Pharmacy considerations: Use of anti-CD38 monoclonal antibodies in relapsed and/or refractory multiple myeloma

Objective This article reviews current evidence for the approved anti-CD38 monoclonal antibodies, isatuximab and daratumumab, for the treatment of patients with relapsed and/or refractory multiple myeloma (RRMM) and the implications for pharmacists. Data sources We conducted a literature search on PubMed/Medline and other sources using the drug names and the terms CD38, multiple myeloma, and pharmacists. Data summary Monoclonal antibodies targeting the CD38 transmembrane glycoprotein offer a promising treatment approach for patients with RRMM. Isatuximab and daratumumab bind to different epitopes on CD38. In this review, we describe the similarities and differences in their mechanism of action, regulatory labeling, and the current guidelines for isatuximab and daratumumab use in RRMM. We review the current evidence for the efficacy and safety of these agents in combination with pomalidomide or carfilzomib and dexamethasone from the landmark phase 3 clinical trials that led to their approval.
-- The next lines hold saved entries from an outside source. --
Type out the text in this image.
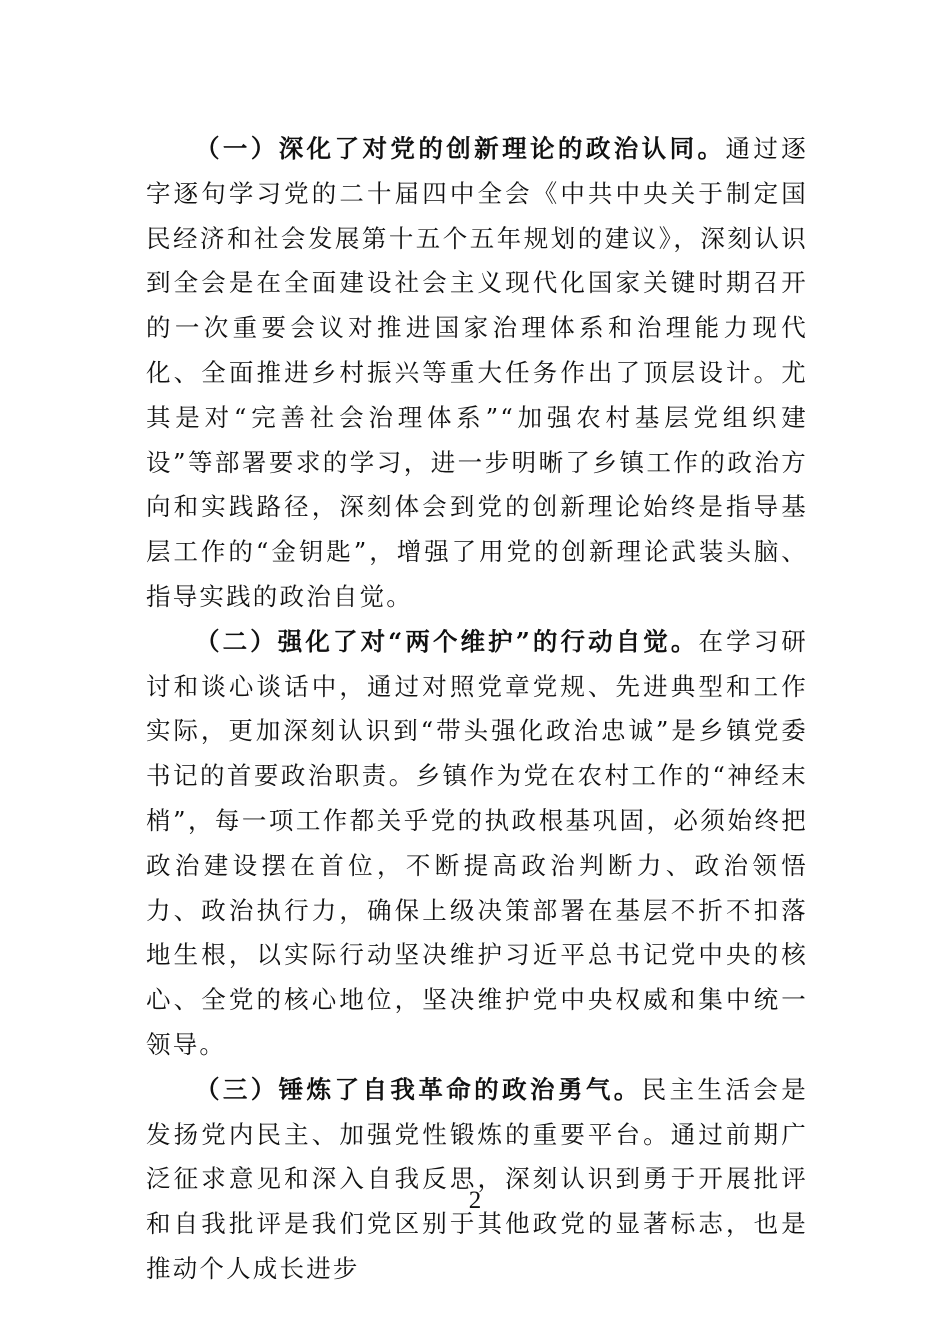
（一）深化了对党的创新理论的政治认同。通过逐字逐句学习党的二十届四中全会《中共中央关于制定国民经济和社会发展第十五个五年规划的建议》，深刻认识到全会是在全面建设社会主义现代化国家关键时期召开的一次重要会议对推进国家治理体系和治理能力现代化、全面推进乡村振兴等重大任务作出了顶层设计。尤其是对“完善社会治理体系”“加强农村基层党组织建设”等部署要求的学习，进一步明晰了乡镇工作的政治方向和实践路径，深刻体会到党的创新理论始终是指导基层工作的“金钥匙”，增强了用党的创新理论武装头脑、指导实践的政治自觉。

（二）强化了对“两个维护”的行动自觉。在学习研讨和谈心谈话中，通过对照党章党规、先进典型和工作实际，更加深刻认识到“带头强化政治忠诚”是乡镇党委书记的首要政治职责。乡镇作为党在农村工作的“神经末梢”，每一项工作都关乎党的执政根基巩固，必须始终把政治建设摆在首位，不断提高政治判断力、政治领悟力、政治执行力，确保上级决策部署在基层不折不扣落地生根，以实际行动坚决维护习近平总书记党中央的核心、全党的核心地位，坚决维护党中央权威和集中统一领导。

（三）锤炼了自我革命的政治勇气。民主生活会是发扬党内民主、加强党性锻炼的重要平台。通过前期广泛征求意见和深入自我反思，深刻认识到勇于开展批评和自我批评是我们党区别于其他政党的显著标志，也是推动个人成长进步

2
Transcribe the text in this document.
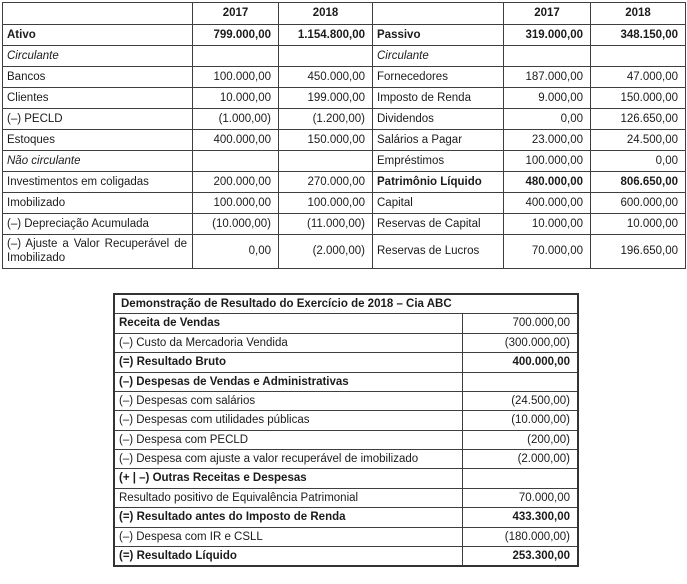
	2017	2018		2017	2018
Ativo	799.000,00	1.154.800,00	Passivo	319.000,00	348.150,00
Circulante			Circulante		
Bancos	100.000,00	450.000,00	Fornecedores	187.000,00	47.000,00
Clientes	10.000,00	199.000,00	Imposto de Renda	9.000,00	150.000,00
(–) PECLD	(1.000,00)	(1.200,00)	Dividendos	0,00	126.650,00
Estoques	400.000,00	150.000,00	Salários a Pagar	23.000,00	24.500,00
Não circulante			Empréstimos	100.000,00	0,00
Investimentos em coligadas	200.000,00	270.000,00	Patrimônio Líquido	480.000,00	806.650,00
Imobilizado	100.000,00	100.000,00	Capital	400.000,00	600.000,00
(–) Depreciação Acumulada	(10.000,00)	(11.000,00)	Reservas de Capital	10.000,00	10.000,00
(–) Ajuste a Valor Recuperável de Imobilizado	0,00	(2.000,00)	Reservas de Lucros	70.000,00	196.650,00
Demonstração de Resultado do Exercício de 2018 – Cia ABC	
Receita de Vendas	700.000,00
(–) Custo da Mercadoria Vendida	(300.000,00)
(=) Resultado Bruto	400.000,00
(–) Despesas de Vendas e Administrativas	
(–) Despesas com salários	(24.500,00)
(–) Despesas com utilidades públicas	(10.000,00)
(–) Despesa com PECLD	(200,00)
(–) Despesa com ajuste a valor recuperável de imobilizado	(2.000,00)
(+ | –) Outras Receitas e Despesas	
Resultado positivo de Equivalência Patrimonial	70.000,00
(=) Resultado antes do Imposto de Renda	433.300,00
(–) Despesa com IR e CSLL	(180.000,00)
(=) Resultado Líquido	253.300,00
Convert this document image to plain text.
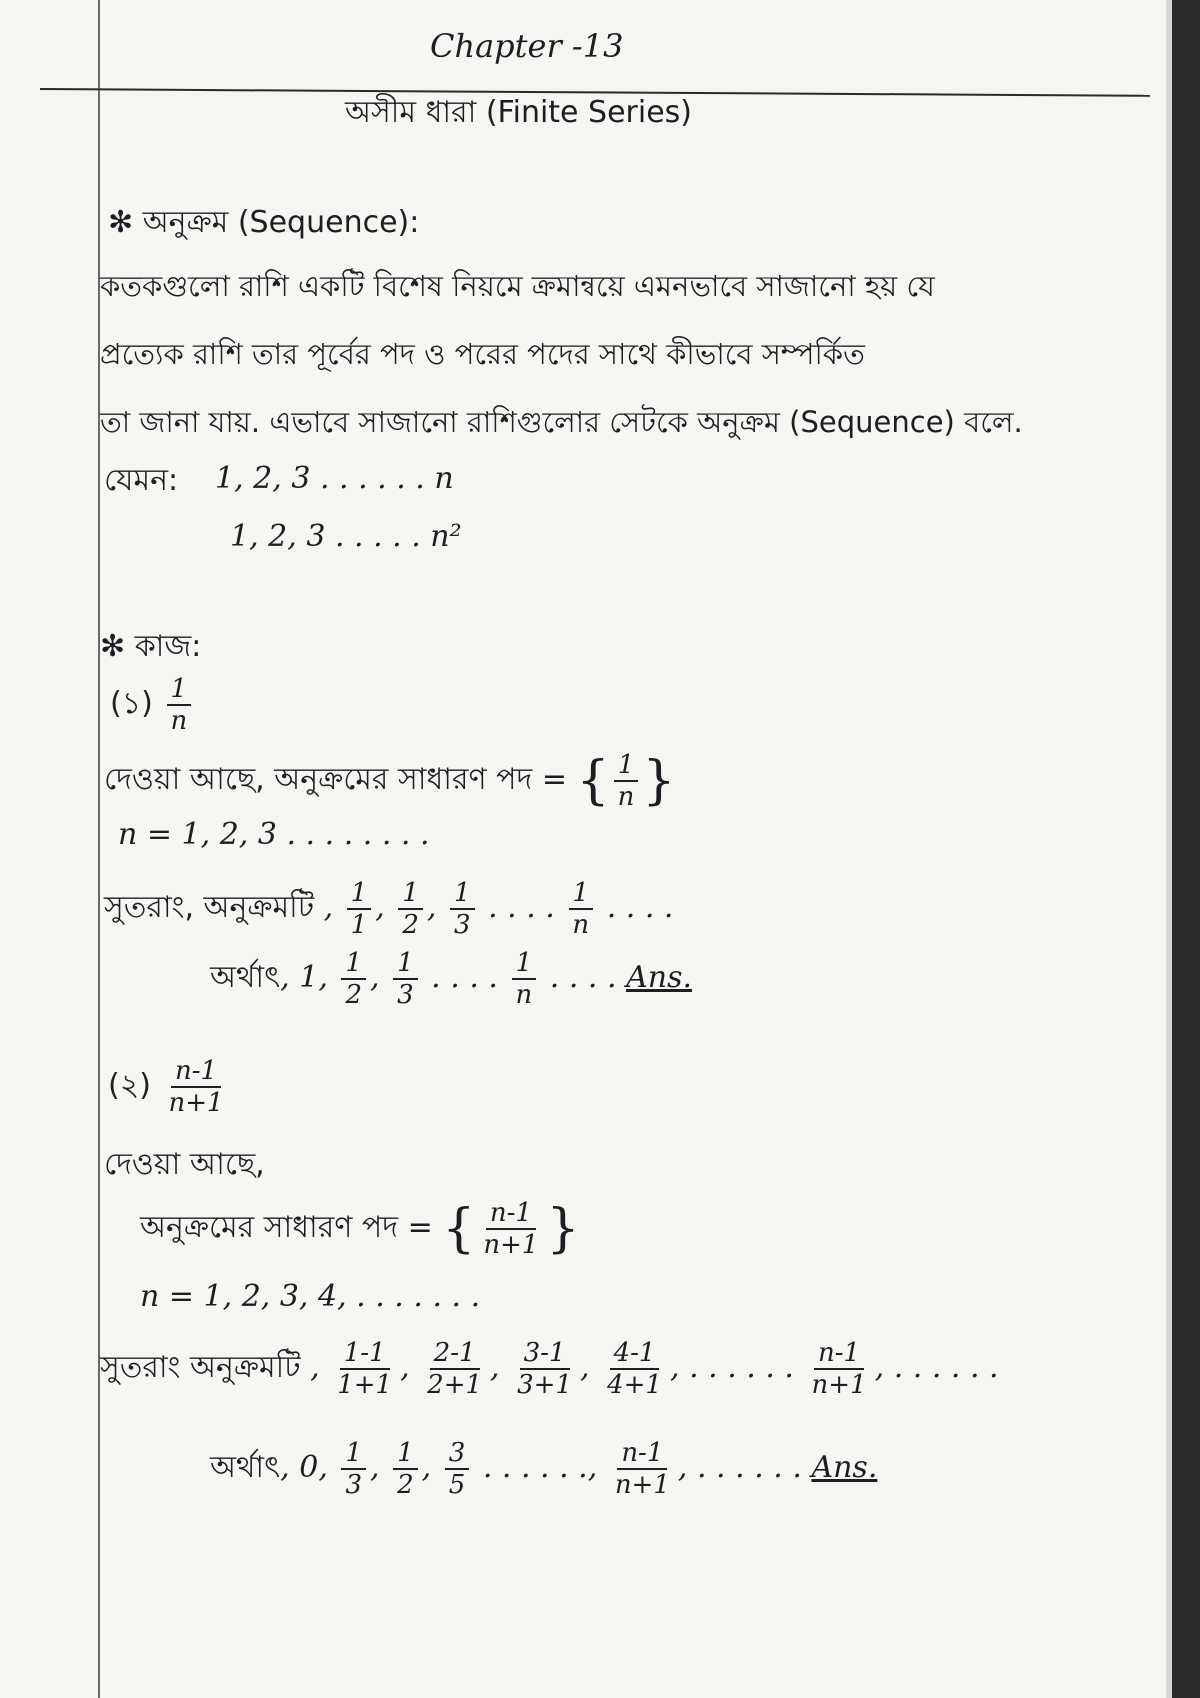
Chapter -13
অসীম ধারা (Finite Series)
✻ অনুক্রম (Sequence):
কতকগুলো রাশি একটি বিশেষ নিয়মে ক্রমান্বয়ে এমনভাবে সাজানো হয় যে
প্রত্যেক রাশি তার পূর্বের পদ ও পরের পদের সাথে কীভাবে সম্পর্কিত
তা জানা যায়. এভাবে সাজানো রাশিগুলোর সেটকে অনুক্রম (Sequence) বলে.
যেমন: 1, 2, 3 . . . . . . n
1, 2, 3 . . . . . n²
✻ কাজ:
(১) $\frac{1}{n}$
দেওয়া আছে, অনুক্রমের সাধারণ পদ = { $\frac{1}{n}$ }
n = 1, 2, 3 . . . . . . . .
সুতরাং, অনুক্রমটি , $\frac{1}{1}$ , $\frac{1}{2}$ , $\frac{1}{3}$ . . . . $\frac{1}{n}$ . . . .
অর্থাৎ, 1, $\frac{1}{2}$ , $\frac{1}{3}$ . . . . $\frac{1}{n}$ . . . . Ans.
(২) $\frac{n-1}{n+1}$
দেওয়া আছে,
অনুক্রমের সাধারণ পদ = { $\frac{n-1}{n+1}$ }
n = 1, 2, 3, 4, . . . . . . .
সুতরাং অনুক্রমটি , $\frac{1-1}{1+1}$ , $\frac{2-1}{2+1}$ , $\frac{3-1}{3+1}$ , $\frac{4-1}{4+1}$ , . . . . . . $\frac{n-1}{n+1}$ , . . . . . .
অর্থাৎ, 0, $\frac{1}{3}$ , $\frac{1}{2}$ , $\frac{3}{5}$ . . . . . ., $\frac{n-1}{n+1}$ , . . . . . . Ans.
We discuss key differences in the eligibility criteria between the clinical trials, and differences in dosing, administration, available formulations, and pre- and post-infusion medications for the two agents. We outline recent data from pharmacoeconomic analyses comparing the cost-effectiveness of isatuximab-based regimens with that of daratumumab-based regimens. A brief overview of other anti-CD38 agents in the pipeline for the treatment of patients with RRMM is presented. Conclusions Given that pharmacists play an integral role in driving cost-effective use of drugs without compromising efficacy and safety for the end user, educating pharmacists on the key differences between isatuximab and daratumumab can guide the selection of the appropriate anti-CD38 antibody.